Unintentionally contrary to what Dave said, the problem will be resolved when the comet hits. None of our work will turn out to be archival after all, and life won't go on. ;-)

But, that shouldn't dissuade us from having a good time until then. :cool:
 
blansky said:
Ya know Ari, lately you don't seem like the quiet young man that you used to be.
I think you have corrupted me Michael...

Actually, I am not what I look like.
I look like a sweet and innocent young boy and in truth I am
a Marquis de Sade in disguise...

I think I'm liking the new you better.
Michael

Oh, me too, allthough the change happened some years ago!
I appreciate your appreciation Michael, I enjoy your thoughfull
and seriously funny posts and take your compliments seriously!

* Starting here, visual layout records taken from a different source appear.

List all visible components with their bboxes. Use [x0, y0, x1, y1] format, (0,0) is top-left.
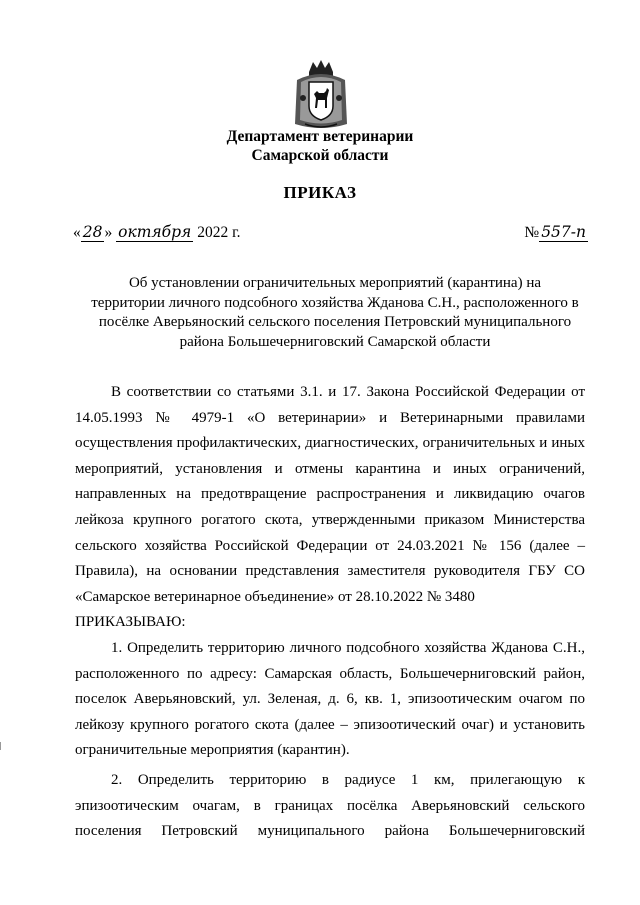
- document-title: ПРИКАЗ: [283, 183, 357, 202]
- number-prefix: №: [524, 224, 540, 241]
- samara-coat-of-arms-icon: [291, 58, 351, 132]
- order-date: [73, 223, 241, 242]
- order-subject: [80, 274, 590, 352]
- preamble-paragraph: В соответствии со статьями 3.1. и 17. Закона Российской Федерации от 14.05.1993 № 4979-1 «О ветеринарии» и Ветеринарными правилами осуществления профилактических, диагностических, ограничительных и иных мероприятий, установления и отмены карантина и иных ограничений, направленных на предотвращение распространения и ликвидацию очагов лейкоза крупного рогатого скота, утвержденными приказом Министерства сельского хозяйства Российской Федерации от 24.03.2021 № 156 (далее – Правила), на основании представления заместителя руководителя ГБУ СО «Самарское ветеринарное объединение» от 28.10.2022 № 3480: [75, 384, 585, 605]
- scan-margin-mark: [0, 742, 1, 750]
- order-word: ПРИКАЗЫВАЮ:: [75, 614, 186, 631]
- department-name-line2: Самарской области: [251, 147, 389, 164]
- date-open-quote: «: [73, 224, 81, 241]
- order-item-1: 1. Определить территорию личного подсобного хозяйства Жданова С.Н., расположенного по адресу: Самарская область, Большечерниговский район, поселок Аверьяновский, ул. Зеленая, д. 6, кв. 1, эпизоотическим очагом по лейкозу крупного рогатого скота (далее – эпизоотический очаг) и установить ограничительные мероприятия (карантин).: [75, 639, 585, 759]
- order-item-2: 2. Определить территорию в радиусе 1 км, прилегающую к эпизоотическим очагам, в границах посёлка Аверьяновский сельского поселения Петровский муниципального района Большечерниговский: [75, 771, 585, 840]
- subject-line: посёлке Аверьяноский сельского поселения Петровский муниципального: [98, 314, 572, 331]
- order-body: [75, 380, 585, 845]
- subject-line: Об установлении ограничительных мероприятий (карантина) на: [128, 275, 542, 291]
- subject-line: территории личного подсобного хозяйства Жданова С.Н., расположенного в: [91, 294, 579, 311]
- date-day: 28: [82, 223, 103, 241]
- subject-line: района Большечерниговский Самарской области: [179, 333, 491, 350]
- date-year: 2022 г.: [197, 224, 241, 241]
- date-close-quote: »: [104, 224, 113, 241]
- department-name-line1: Департамент ветеринарии: [226, 128, 414, 145]
- date-month: октября: [118, 223, 192, 241]
- number-value: 557-п: [541, 223, 586, 241]
- order-number: [524, 223, 588, 242]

Too bad you have that beard...
 
rbarker said:
Unintentionally contrary to what Dave said, the problem will be resolved when the comet hits. None of our work will turn out to be archival after all, and life won't go on. ;-)

I'm hoping that some of my prints (and/or cameras) will be fossilised to the confusion of future paleontologists. So I try to make them as archival as I can. :D

roteague said:
Personally, I would prefer it that way. I am tired of the digital crowd usurping words that have very specific meanings, like darkroom, for their processes - for example "digital darkroom" or "dry darkroom" (as I recently read in LensWork).

Now that is a sane argument. I agree!